Confession: Despite my best efforts to control this urge, I am what
some have termed a helicopter parent. What does that mean exactly? Well,
it means I tend to hover over my children as they go about their
day alerting them to any danger their activities may be putting them in.
Occasionally, this is warranted like when Anders empties out an
over-sized tupperware bin, climbs inside, and attempts to ride it down
the stairs. Other times I’m willing to admit it may be overkill, like my
household ban on bouncy balls due to my fear that they are the perfect
size for swallowing and subsequently choking and dying. (Until recently
this ban was also extended to grapes. I know. Neurotic.)

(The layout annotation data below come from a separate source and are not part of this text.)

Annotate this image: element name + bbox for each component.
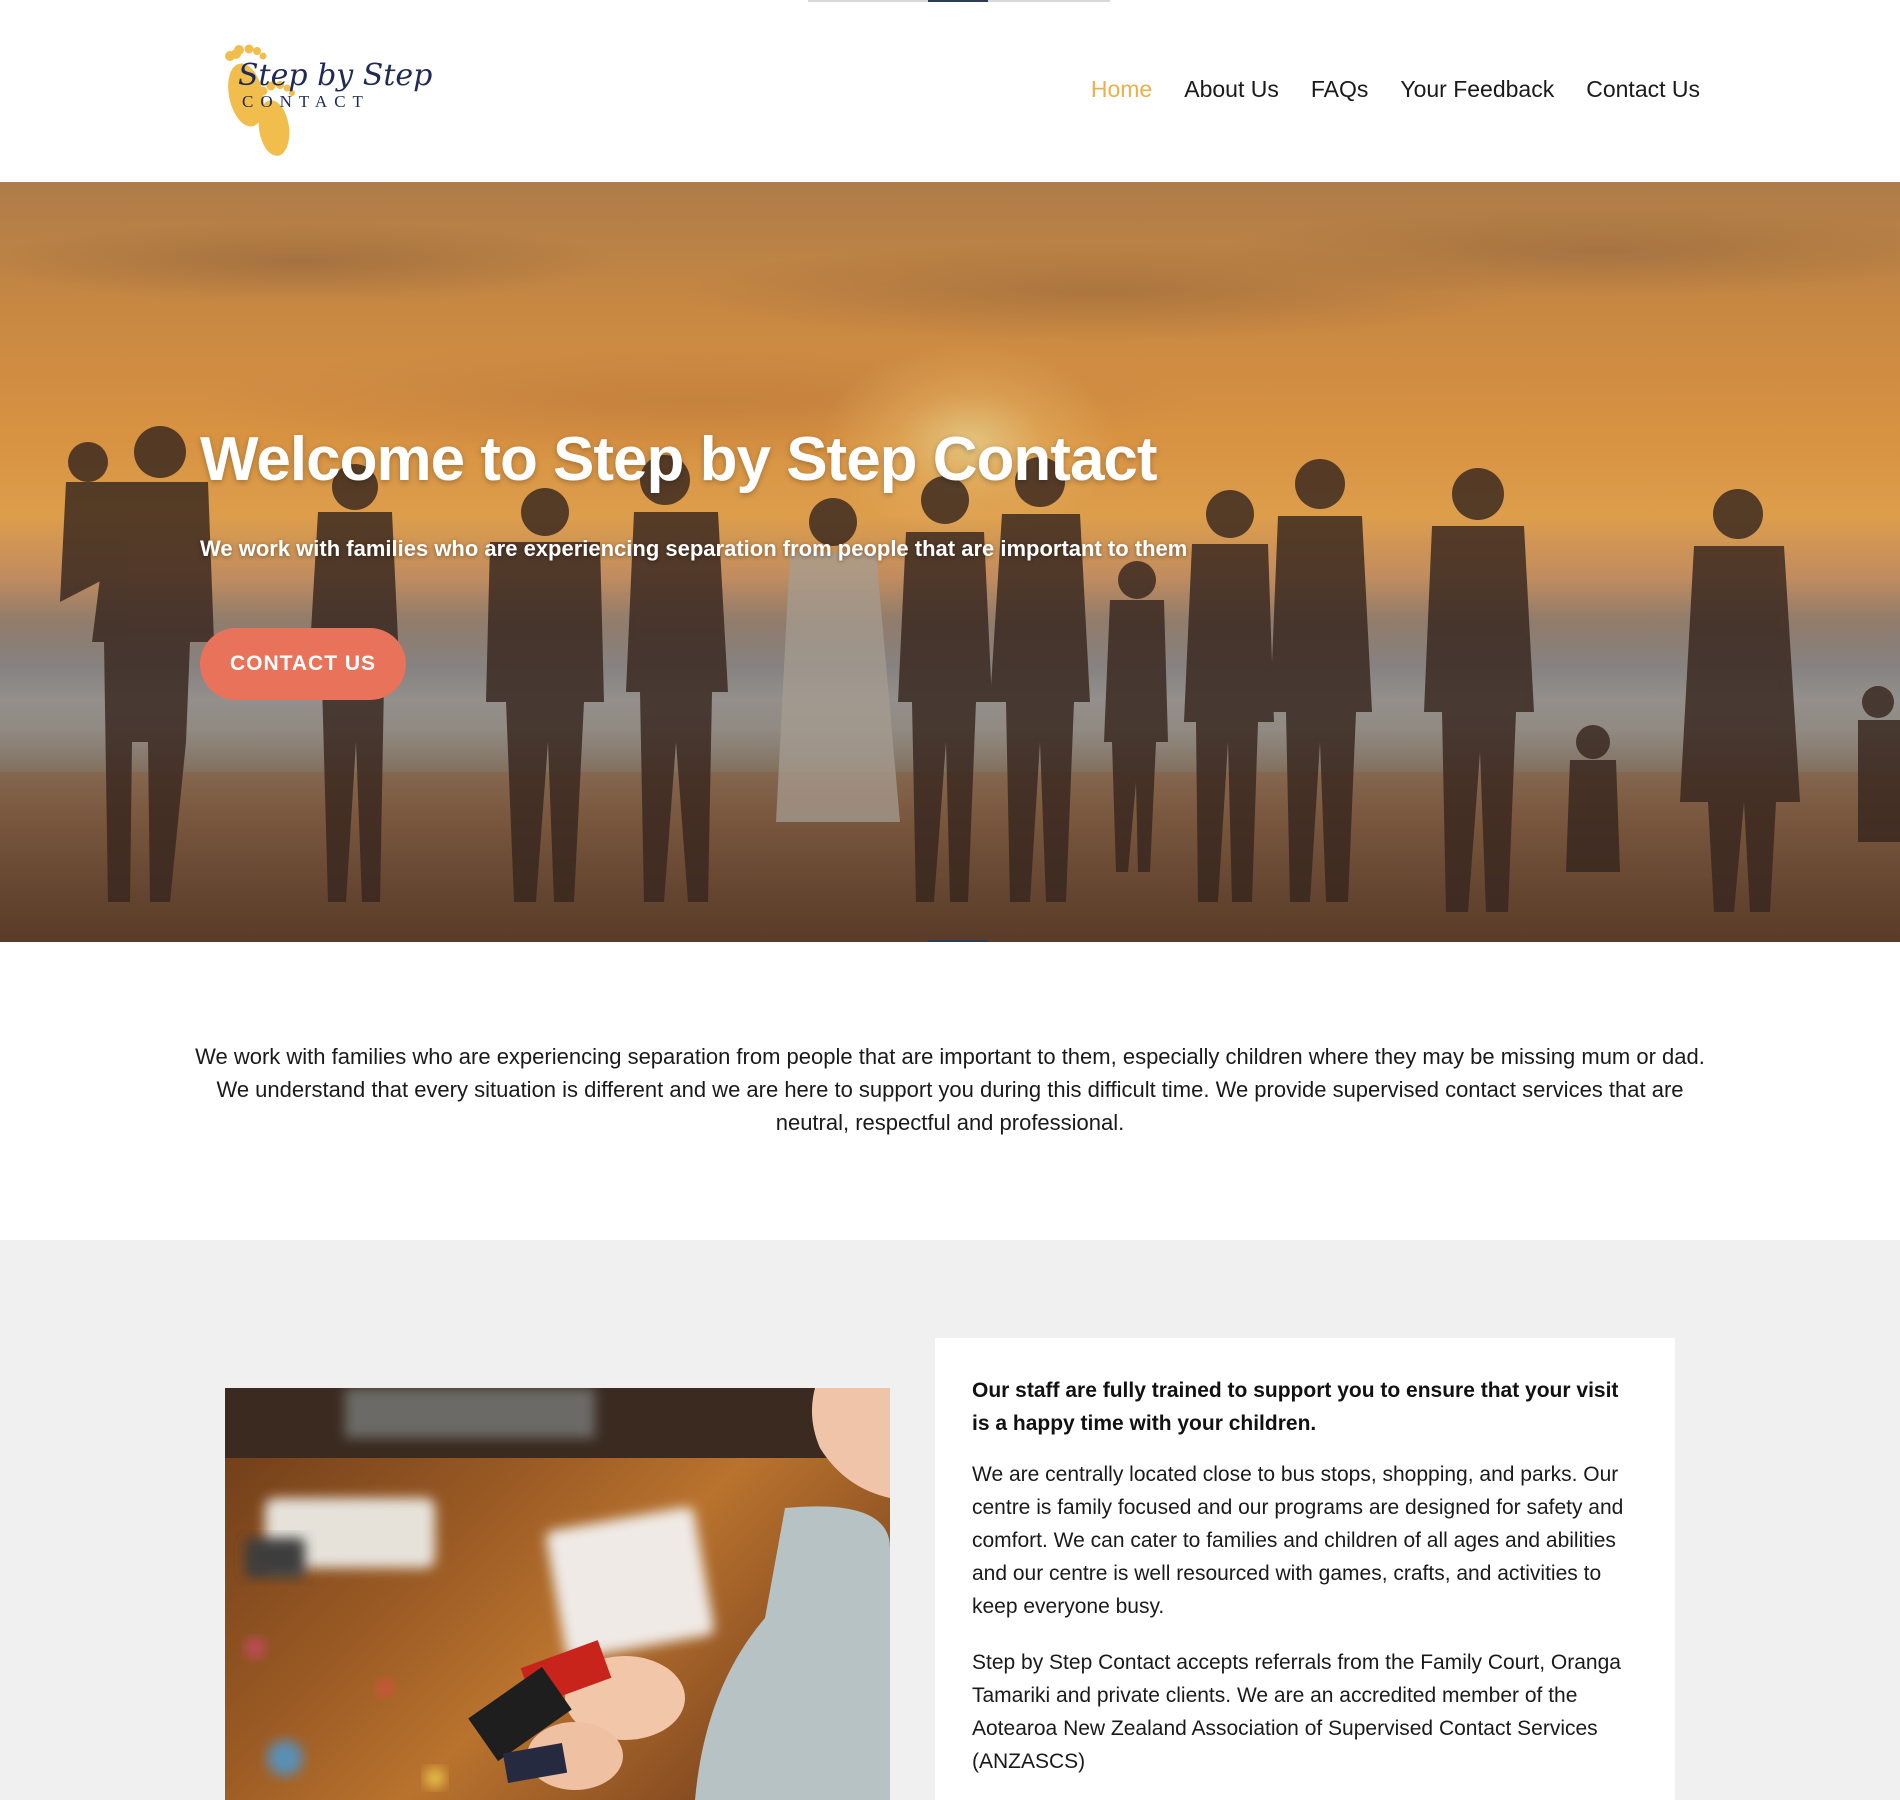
- site-logo[interactable]: Step by Step CONTACT: [206, 20, 432, 160]
- main-navigation: Home About Us FAQs Your Feedback Contact…: [1091, 76, 1700, 103]
- info-lead-text: Our staff are fully trained to support y…: [972, 1379, 1619, 1435]
- nav-item-about-us[interactable]: About Us: [1184, 76, 1279, 103]
- nav-item-contact-us[interactable]: Contact Us: [1586, 76, 1700, 103]
- contact-us-button[interactable]: CONTACT US: [200, 628, 406, 700]
- child-playing-with-blocks-image: [225, 1388, 890, 1800]
- site-header: Step by Step CONTACT Home About Us FAQs …: [0, 0, 1900, 182]
- info-paragraph-referrals: Step by Step Contact accepts referrals f…: [972, 1651, 1621, 1773]
- logo-subtitle-text: CONTACT: [242, 92, 370, 111]
- nav-item-your-feedback[interactable]: Your Feedback: [1400, 76, 1554, 103]
- top-scroll-indicator-accent: [928, 0, 988, 2]
- intro-section: We work with families who are experienci…: [0, 942, 1900, 1240]
- hero-banner: Welcome to Step by Step Contact We work …: [0, 182, 1900, 942]
- intro-text: We work with families who are experienci…: [195, 1044, 1705, 1135]
- hero-overlay: [0, 182, 1900, 942]
- nav-item-home[interactable]: Home: [1091, 76, 1152, 103]
- info-paragraph-location: We are centrally located close to bus st…: [972, 1463, 1624, 1618]
- info-card: Our staff are fully trained to support y…: [935, 1338, 1675, 1800]
- logo-script-text: Step by Step: [238, 58, 433, 93]
- info-section: Our staff are fully trained to support y…: [0, 1240, 1900, 1800]
- hero-subtitle: We work with families who are experienci…: [200, 536, 1188, 561]
- hero-title: Welcome to Step by Step Contact: [200, 425, 1158, 494]
- nav-item-faqs[interactable]: FAQs: [1311, 76, 1369, 103]
- child-playing-photo: [225, 1388, 890, 1800]
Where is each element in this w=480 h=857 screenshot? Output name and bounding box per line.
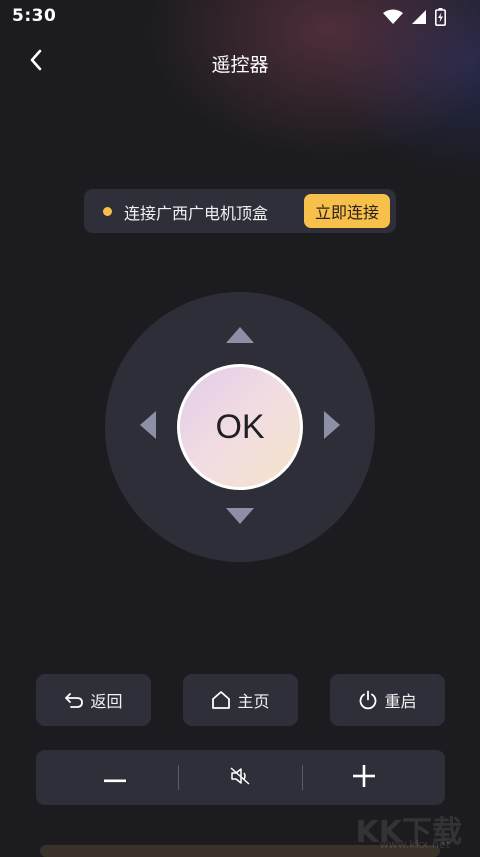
dpad-up-button[interactable] [220,317,260,357]
volume-up-button[interactable] [304,750,424,805]
restart-label: 重启 [384,692,417,711]
status-bar: 5:30 [0,0,480,34]
watermark-url: www.kkx.net [379,838,450,851]
triangle-down-icon [224,506,256,530]
home-icon [211,690,231,710]
signal-icon [411,9,427,29]
connection-status-text: 连接广西广电机顶盒 [124,204,269,223]
home-label: 主页 [237,692,270,711]
undo-arrow-icon [64,691,84,709]
app-header: 遥控器 [0,40,480,84]
divider [178,765,179,790]
power-icon [358,690,378,710]
mute-button[interactable] [180,750,300,805]
volume-down-button[interactable] [55,750,175,805]
minus-icon [104,768,126,787]
mute-icon [229,766,251,790]
page-title: 遥控器 [211,54,269,76]
divider [302,765,303,790]
status-dot [103,207,112,216]
connect-now-button[interactable]: 立即连接 [304,194,390,228]
triangle-up-icon [224,325,256,349]
triangle-right-icon [322,409,342,445]
return-button[interactable]: 返回 [36,674,151,726]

I often worry about how my constant crowing of ‘Danger!’ during even
the most mundane of tasks affects my children. That’s right. I worry
about worrying. I don’t want to give them the impression that the world
is a place to be feared instead of explored… or do I?
There’s no question that I want my children to develop a sense of
autonomy. In fact, this is necessary for them to grow into
well-adjusted, contributing members of society. I can’t very well hold
their hand throughout their adult lives, but where does one draw the
line in being hands off enough to instill a sense of independence in
one’s children and reckless parenting?
Perhaps this line is more clear for other parents and in some ways I
do recognize when I’m being overly worrisome, but I find myself
repeatedly falling prey to the ‘what ifs?’ Where do you stand on
helicopter parenting?
Be honest are you a Helicopter parent?